If you have accumulated worthwhile amounts of capital then you may be considering tax-efficient options for investing large amounts of capital. Offshore Bonds and Trust Planning are often combined if you intend to give away your assets at some point.
Offshore bonds are investment wrappers set up by life insurance companies in an offshore jurisdiction with a favourable tax regime. That means that while the bond is invested you do not normally have to pay tax on it, this is particularly useful when making capital gains – hence the expression – gross roll up.
In effect when you invest in an offshore bond you enjoy a tax holiday and this allows the investments to grow largely without reductions for tax. The benefits of growing capital without paying tax are significant.
You can withdraw down up to 5 per cent of the amount of the original capital sum, and effectively defer the tax bill on these payments.
Over and above the 5 per cent annual allowance you pay income tax.

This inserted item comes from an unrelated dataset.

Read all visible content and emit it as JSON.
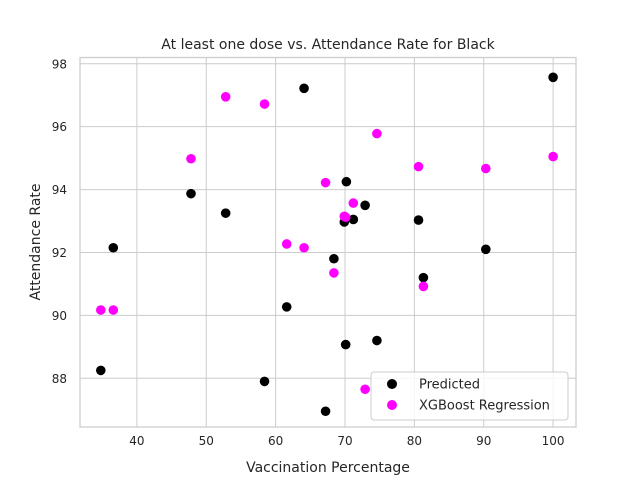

Offshore Bonds are very useful for family financial planning
Families who establish trusts to provide for protection of assets and for passing capital to next generation are faced with the trust assets suffering onerous tax payments of 45 per cent income tax and 28 per cent capital gains tax (CGT), but if the trust invests in an offshore bond then it does not.
Investment bonds are non-income producing assets for UK tax purposes so details of the bond do not have to be included on a tax return until a taxable withdrawal is made.
If you plan to retire or move abroad an offshore bond could be useful as when you encash you will not incur UK taxes. On realising the investment, any potential tax charge is dependent on your country of residence.
The 5% tax holiday withdrawals, if not taken, will accumulate and can be paid out later, we have found this very useful for pre and post retirement planning.
These bonds are also very beneficial if you assign part or the entire offshore bond to a non-taxpayer.
Final points on Offshore Bonds
Offshore Bonds have higher charges than onshore bonds, Offshore Bond providers differ in that some offer restricted fund choices others have a very wide range of funds. In order to overcome the higher charges you should consider offshore bonds with a wide range of available dynamic growth oriented funds, particularly investment trusts.
To maximise the tax planning opportunities you need to find an experienced adviser, who understands the many lateral planning opportunities offshore bonds provide and can also provide the investment capability required.